The lesson isn’t “the compiler is broken”. The compiler is doing exactly what its abstractions tell it to. The lesson is that when the hot path crosses one of these boundaries, the fix isn’t a compiler bug report. The fix is writing the kernel shape such that there’s no boundary for the compiler to be opaque about.

The 0% H1 result was the cheapest sixty seconds I spent on this lane. Knowing that the boundary was opaque collapsed two days of “is the slack even there” into one day of “here’s where it is, here’s how to capture it.”
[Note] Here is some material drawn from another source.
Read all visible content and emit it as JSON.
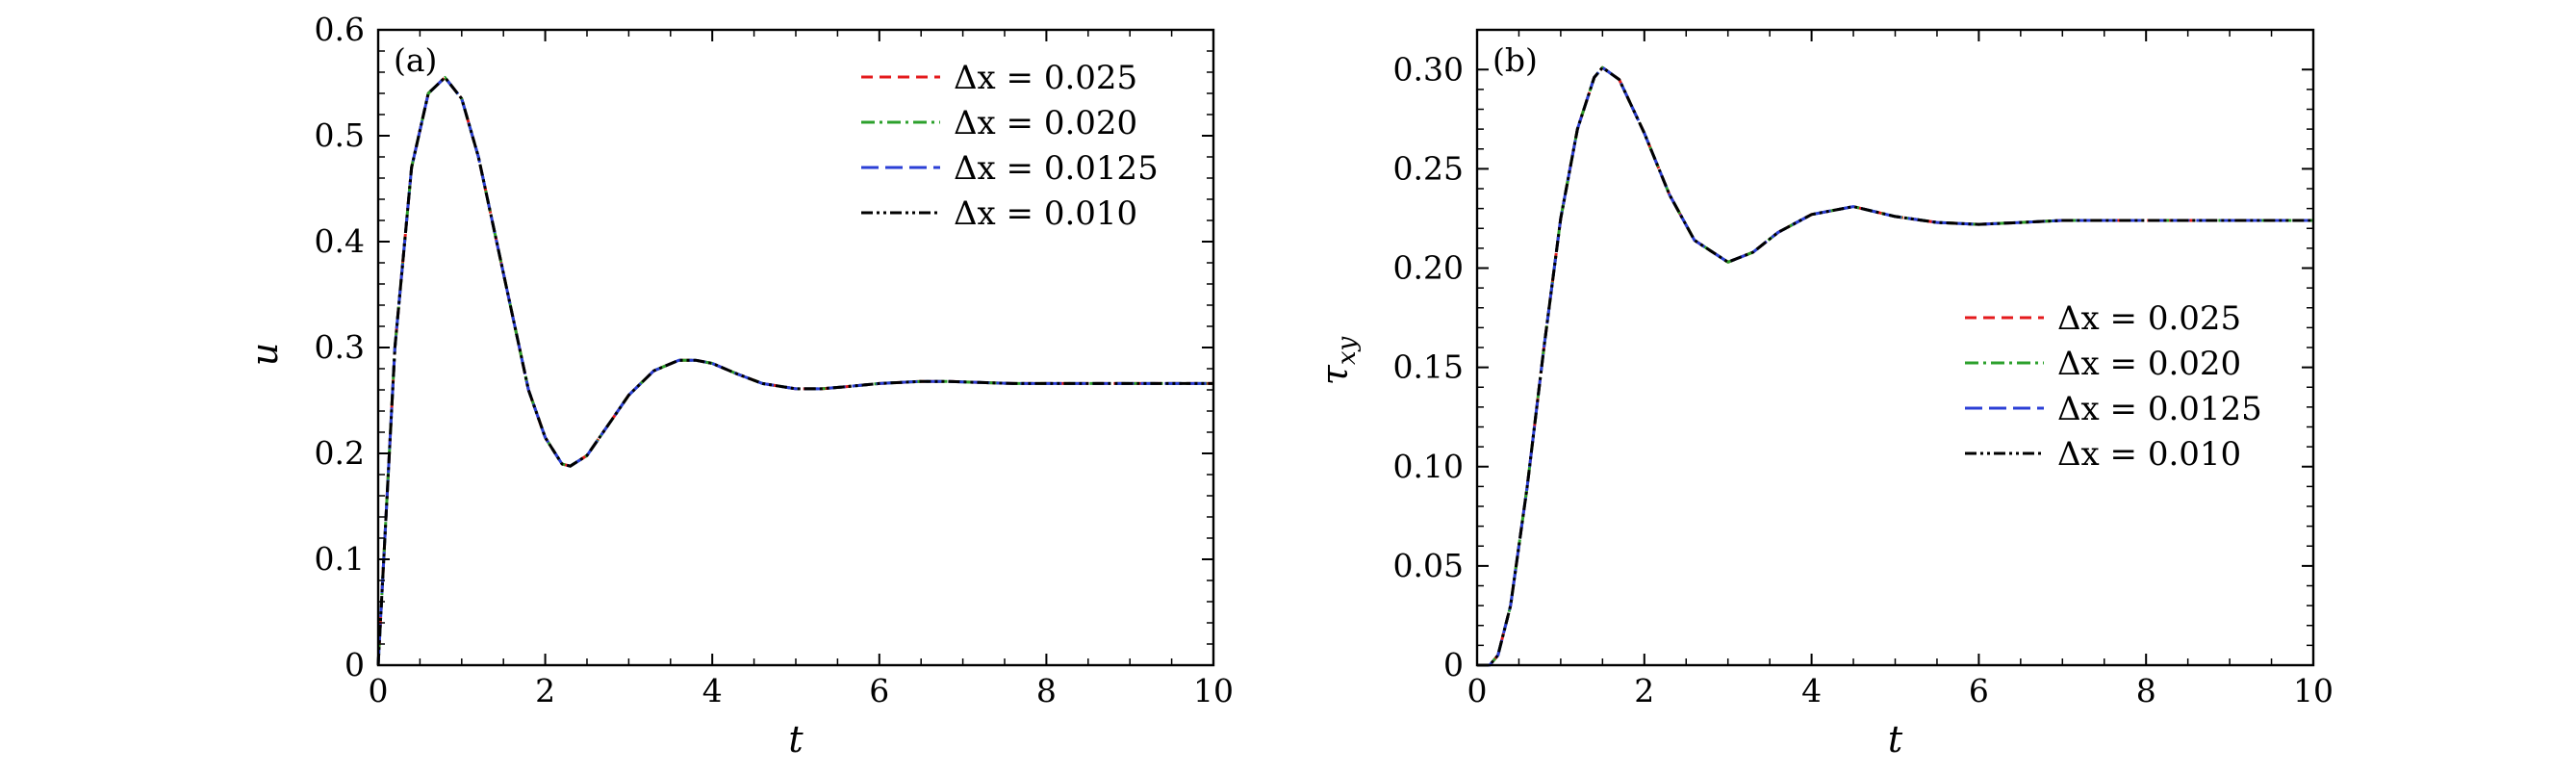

Full diff and benchmark transcripts: Plonky3 PR #1667.

Related work on the same Plonky3 Goldilocks perf arc: The two instructions hiding in every Goldilocks Poseidon2 add, The SIMD path that was 0.77× scalar, The Poseidon2 regression my microbenchmark told me wasn’t there, The AVX-512 kernel that was 1.79× slower than the compiler’s.

Shipped impact

Cross-permute batched Poseidon2: 27% Zen 5 AVX-2 / 31% AVX-512 / 11% Pi 5 NEON (W=8)
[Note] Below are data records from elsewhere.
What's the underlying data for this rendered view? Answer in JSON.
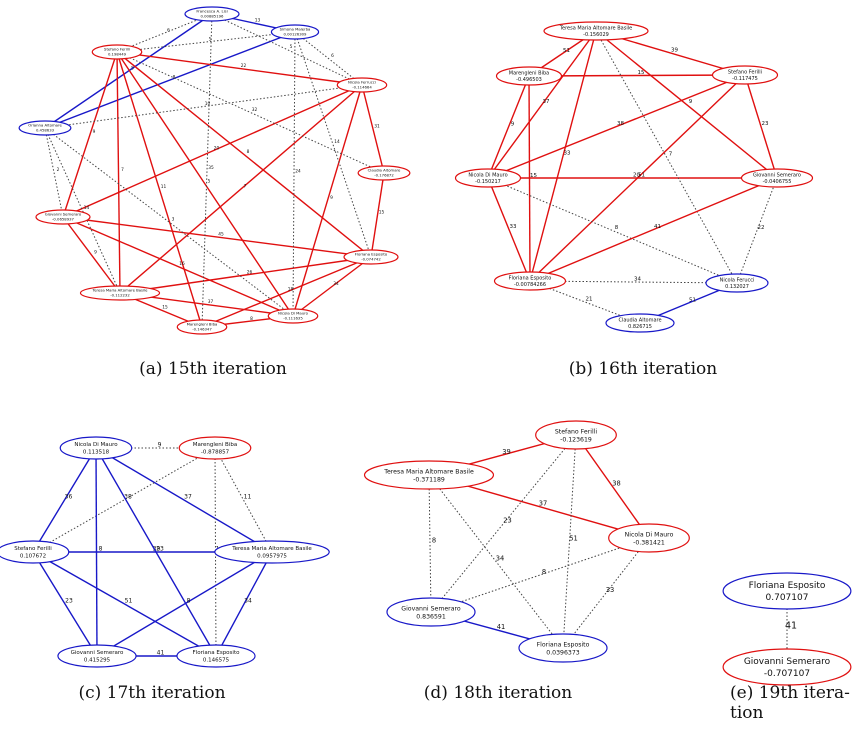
{
  "panels": [
    {
      "caption": "(a) 15th iteration",
      "nodes": [
        {
          "label": "Francesca A. Lisi",
          "value": "0.00885196",
          "color": "blue"
        },
        {
          "label": "Simona Malerba",
          "value": "0.00126309",
          "color": "blue"
        },
        {
          "label": "Stefano Ferilli",
          "value": "0.198449",
          "color": "red"
        },
        {
          "label": "Nicola Ferrucci",
          "value": "-0.114664",
          "color": "red"
        },
        {
          "label": "Orianna Altomare",
          "value": "0.458633",
          "color": "blue"
        },
        {
          "label": "Claudia Altomare",
          "value": "-0.176872",
          "color": "red"
        },
        {
          "label": "Giovanni Semeraro",
          "value": "-0.0658937",
          "color": "red"
        },
        {
          "label": "Floriana Esposito",
          "value": "-0.074742",
          "color": "red"
        },
        {
          "label": "Teresa Maria Altomare Basile",
          "value": "-0.112232",
          "color": "red"
        },
        {
          "label": "Marengleni Biba",
          "value": "-0.146347",
          "color": "red"
        },
        {
          "label": "Nicola Di Mauro",
          "value": "-0.111635",
          "color": "red"
        }
      ],
      "edges": [
        {
          "from": 0,
          "to": 1,
          "weight": "13",
          "kind": "blue"
        },
        {
          "from": 0,
          "to": 4,
          "weight": "5",
          "kind": "blue"
        },
        {
          "from": 1,
          "to": 4,
          "weight": "8",
          "kind": "blue"
        },
        {
          "from": 2,
          "to": 6,
          "weight": "9",
          "kind": "red"
        },
        {
          "from": 2,
          "to": 8,
          "weight": "7",
          "kind": "red"
        },
        {
          "from": 2,
          "to": 9,
          "weight": "11",
          "kind": "red"
        },
        {
          "from": 2,
          "to": 10,
          "weight": "5",
          "kind": "red"
        },
        {
          "from": 2,
          "to": 7,
          "weight": "8",
          "kind": "red"
        },
        {
          "from": 2,
          "to": 3,
          "weight": "22",
          "kind": "red"
        },
        {
          "from": 3,
          "to": 5,
          "weight": "31",
          "kind": "red"
        },
        {
          "from": 3,
          "to": 6,
          "weight": "20",
          "kind": "red"
        },
        {
          "from": 3,
          "to": 8,
          "weight": "7",
          "kind": "red"
        },
        {
          "from": 5,
          "to": 7,
          "weight": "15",
          "kind": "red"
        },
        {
          "from": 6,
          "to": 7,
          "weight": "45",
          "kind": "red"
        },
        {
          "from": 6,
          "to": 8,
          "weight": "9",
          "kind": "red"
        },
        {
          "from": 6,
          "to": 10,
          "weight": "16",
          "kind": "red"
        },
        {
          "from": 7,
          "to": 8,
          "weight": "26",
          "kind": "red"
        },
        {
          "from": 7,
          "to": 10,
          "weight": "34",
          "kind": "red"
        },
        {
          "from": 8,
          "to": 9,
          "weight": "15",
          "kind": "red"
        },
        {
          "from": 8,
          "to": 10,
          "weight": "37",
          "kind": "red"
        },
        {
          "from": 9,
          "to": 10,
          "weight": "8",
          "kind": "red"
        },
        {
          "from": 3,
          "to": 10,
          "weight": "9",
          "kind": "red"
        },
        {
          "from": 9,
          "to": 7,
          "weight": "18",
          "kind": "red"
        },
        {
          "from": 0,
          "to": 2,
          "weight": "6",
          "kind": "dotted"
        },
        {
          "from": 0,
          "to": 3,
          "weight": "5",
          "kind": "dotted"
        },
        {
          "from": 1,
          "to": 2,
          "weight": "5",
          "kind": "dotted"
        },
        {
          "from": 1,
          "to": 3,
          "weight": "6",
          "kind": "dotted"
        },
        {
          "from": 4,
          "to": 6,
          "weight": "2",
          "kind": "dotted"
        },
        {
          "from": 4,
          "to": 8,
          "weight": "14",
          "kind": "dotted"
        },
        {
          "from": 4,
          "to": 10,
          "weight": "3",
          "kind": "dotted"
        },
        {
          "from": 1,
          "to": 7,
          "weight": "14",
          "kind": "dotted"
        },
        {
          "from": 1,
          "to": 10,
          "weight": "24",
          "kind": "dotted"
        },
        {
          "from": 0,
          "to": 9,
          "weight": "35",
          "kind": "dotted"
        },
        {
          "from": 3,
          "to": 4,
          "weight": "10",
          "kind": "dotted"
        },
        {
          "from": 2,
          "to": 5,
          "weight": "32",
          "kind": "dotted"
        }
      ]
    },
    {
      "caption": "(b) 16th iteration",
      "nodes": [
        {
          "label": "Teresa Maria Altomare Basile",
          "value": "-0.156029",
          "color": "red"
        },
        {
          "label": "Marengleni Biba",
          "value": "-0.496503",
          "color": "red"
        },
        {
          "label": "Stefano Ferilli",
          "value": "-0.117475",
          "color": "red"
        },
        {
          "label": "Nicola Di Mauro",
          "value": "-0.150217",
          "color": "red"
        },
        {
          "label": "Giovanni Semeraro",
          "value": "-0.0406755",
          "color": "red"
        },
        {
          "label": "Floriana Esposito",
          "value": "-0.00784266",
          "color": "red"
        },
        {
          "label": "Nicola Ferucci",
          "value": "0.132027",
          "color": "blue"
        },
        {
          "label": "Claudia Altomare",
          "value": "0.826715",
          "color": "blue"
        }
      ],
      "edges": [
        {
          "from": 0,
          "to": 1,
          "weight": "51",
          "kind": "red"
        },
        {
          "from": 0,
          "to": 2,
          "weight": "39",
          "kind": "red"
        },
        {
          "from": 1,
          "to": 2,
          "weight": "15",
          "kind": "red"
        },
        {
          "from": 1,
          "to": 3,
          "weight": "9",
          "kind": "red"
        },
        {
          "from": 0,
          "to": 3,
          "weight": "37",
          "kind": "red"
        },
        {
          "from": 2,
          "to": 3,
          "weight": "38",
          "kind": "red"
        },
        {
          "from": 0,
          "to": 4,
          "weight": "9",
          "kind": "red"
        },
        {
          "from": 2,
          "to": 4,
          "weight": "23",
          "kind": "red"
        },
        {
          "from": 0,
          "to": 5,
          "weight": "33",
          "kind": "red"
        },
        {
          "from": 2,
          "to": 5,
          "weight": "51",
          "kind": "red"
        },
        {
          "from": 1,
          "to": 5,
          "weight": "15",
          "kind": "red"
        },
        {
          "from": 3,
          "to": 4,
          "weight": "20",
          "kind": "red"
        },
        {
          "from": 0,
          "to": 6,
          "weight": "7",
          "kind": "dotted"
        },
        {
          "from": 3,
          "to": 6,
          "weight": "8",
          "kind": "dotted"
        },
        {
          "from": 4,
          "to": 5,
          "weight": "41",
          "kind": "red"
        },
        {
          "from": 3,
          "to": 5,
          "weight": "33",
          "kind": "red"
        },
        {
          "from": 4,
          "to": 6,
          "weight": "22",
          "kind": "dotted"
        },
        {
          "from": 5,
          "to": 6,
          "weight": "34",
          "kind": "dotted"
        },
        {
          "from": 5,
          "to": 7,
          "weight": "21",
          "kind": "dotted"
        },
        {
          "from": 6,
          "to": 7,
          "weight": "51",
          "kind": "blue"
        }
      ]
    },
    {
      "caption": "(c) 17th iteration",
      "nodes": [
        {
          "label": "Nicola Di Mauro",
          "value": "0.113518",
          "color": "blue"
        },
        {
          "label": "Marengleni Biba",
          "value": "-0.878857",
          "color": "red"
        },
        {
          "label": "Stefano Ferilli",
          "value": "0.107672",
          "color": "blue"
        },
        {
          "label": "Teresa Maria Altomare Basile",
          "value": "0.0957975",
          "color": "blue"
        },
        {
          "label": "Giovanni Semeraro",
          "value": "0.415295",
          "color": "blue"
        },
        {
          "label": "Floriana Esposito",
          "value": "0.146575",
          "color": "blue"
        }
      ],
      "edges": [
        {
          "from": 0,
          "to": 1,
          "weight": "9",
          "kind": "dotted"
        },
        {
          "from": 0,
          "to": 2,
          "weight": "36",
          "kind": "blue"
        },
        {
          "from": 0,
          "to": 3,
          "weight": "37",
          "kind": "blue"
        },
        {
          "from": 1,
          "to": 2,
          "weight": "38",
          "kind": "dotted"
        },
        {
          "from": 1,
          "to": 3,
          "weight": "11",
          "kind": "dotted"
        },
        {
          "from": 2,
          "to": 3,
          "weight": "39",
          "kind": "blue"
        },
        {
          "from": 0,
          "to": 4,
          "weight": "8",
          "kind": "blue"
        },
        {
          "from": 0,
          "to": 5,
          "weight": "23",
          "kind": "blue"
        },
        {
          "from": 1,
          "to": 5,
          "weight": "14",
          "kind": "dotted"
        },
        {
          "from": 2,
          "to": 4,
          "weight": "23",
          "kind": "blue"
        },
        {
          "from": 2,
          "to": 5,
          "weight": "51",
          "kind": "blue"
        },
        {
          "from": 3,
          "to": 4,
          "weight": "8",
          "kind": "blue"
        },
        {
          "from": 3,
          "to": 5,
          "weight": "34",
          "kind": "blue"
        },
        {
          "from": 4,
          "to": 5,
          "weight": "41",
          "kind": "blue"
        }
      ]
    },
    {
      "caption": "(d) 18th iteration",
      "nodes": [
        {
          "label": "Stefano Ferilli",
          "value": "-0.123619",
          "color": "red"
        },
        {
          "label": "Teresa Maria Altomare Basile",
          "value": "-0.371189",
          "color": "red"
        },
        {
          "label": "Nicola Di Mauro",
          "value": "-0.381421",
          "color": "red"
        },
        {
          "label": "Giovanni Semeraro",
          "value": "0.836591",
          "color": "blue"
        },
        {
          "label": "Floriana Esposito",
          "value": "0.0396373",
          "color": "blue"
        }
      ],
      "edges": [
        {
          "from": 0,
          "to": 1,
          "weight": "39",
          "kind": "red"
        },
        {
          "from": 0,
          "to": 2,
          "weight": "38",
          "kind": "red"
        },
        {
          "from": 1,
          "to": 2,
          "weight": "37",
          "kind": "red"
        },
        {
          "from": 0,
          "to": 3,
          "weight": "23",
          "kind": "dotted"
        },
        {
          "from": 0,
          "to": 4,
          "weight": "51",
          "kind": "dotted"
        },
        {
          "from": 1,
          "to": 3,
          "weight": "8",
          "kind": "dotted"
        },
        {
          "from": 1,
          "to": 4,
          "weight": "34",
          "kind": "dotted"
        },
        {
          "from": 2,
          "to": 3,
          "weight": "8",
          "kind": "dotted"
        },
        {
          "from": 2,
          "to": 4,
          "weight": "33",
          "kind": "dotted"
        },
        {
          "from": 3,
          "to": 4,
          "weight": "41",
          "kind": "blue"
        }
      ]
    },
    {
      "caption": "(e) 19th itera­tion",
      "nodes": [
        {
          "label": "Floriana Esposito",
          "value": "0.707107",
          "color": "blue"
        },
        {
          "label": "Giovanni Semeraro",
          "value": "-0.707107",
          "color": "red"
        }
      ],
      "edges": [
        {
          "from": 0,
          "to": 1,
          "weight": "41",
          "kind": "dotted"
        }
      ]
    }
  ]
}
Measured on Zen 5 9950X3D + Pi 5 Cortex-A76 · 5 seeds × N=1M per cell · post-#1645 baseline

Where it applies

• ✓ Any caller that invokes Permutation::permute_mut on independent states in a loop. Primary target is Merkle tree layer compression, where sibling compressions within a layer are independent and the loop is parallel-chunkable. FRI commit-phase tree builds are secondary, same shape.
• ✓ x86 servers running Zen 5 (or wider-issue / deeper-OoO cores) see the biggest wins per permute. Direction holds on any superscalar OoO core; magnitude depends on issue width, vector-pipe count, and OoO window depth.
• ✗ Sequential hash chains (sponge-absorb, etc.) have a per-call data dependency. Cross-permute interleaving has no slack to capture there. Unchanged by this PR.
• ✗ Apple M-series, AWS Graviton, Intel x86: not measured. Direction should hold per the mechanism; magnitude unmeasured.

Cost translation

if Merkle commit is	end-to-end saving (Zen 5)	on $1k/mo fleet	on $10k/mo fleet
20% of prove time	~5.4%	~$54/mo	~$540/mo
40% of prove time	~10.9%	~$109/mo	~$1090/mo
60% of prove time	~16.3%	~$163/mo	~$1630/mo

Cost scenarios assume linear scaling from the measured 27% per-permute reduction on Zen 5 AVX-2 width 8, applied to the Merkle commit fraction of e2e prove time. Real savings depend on AIR, blowup factor, FRI parameters, instance type, and whether Merkle commit is actually the dominant cost on your workload. AVX-512 (~31%) and NEON (~11% width 8 / 2.65% width 12) would scale proportionally. Headline percentages are the only directly-measured numbers.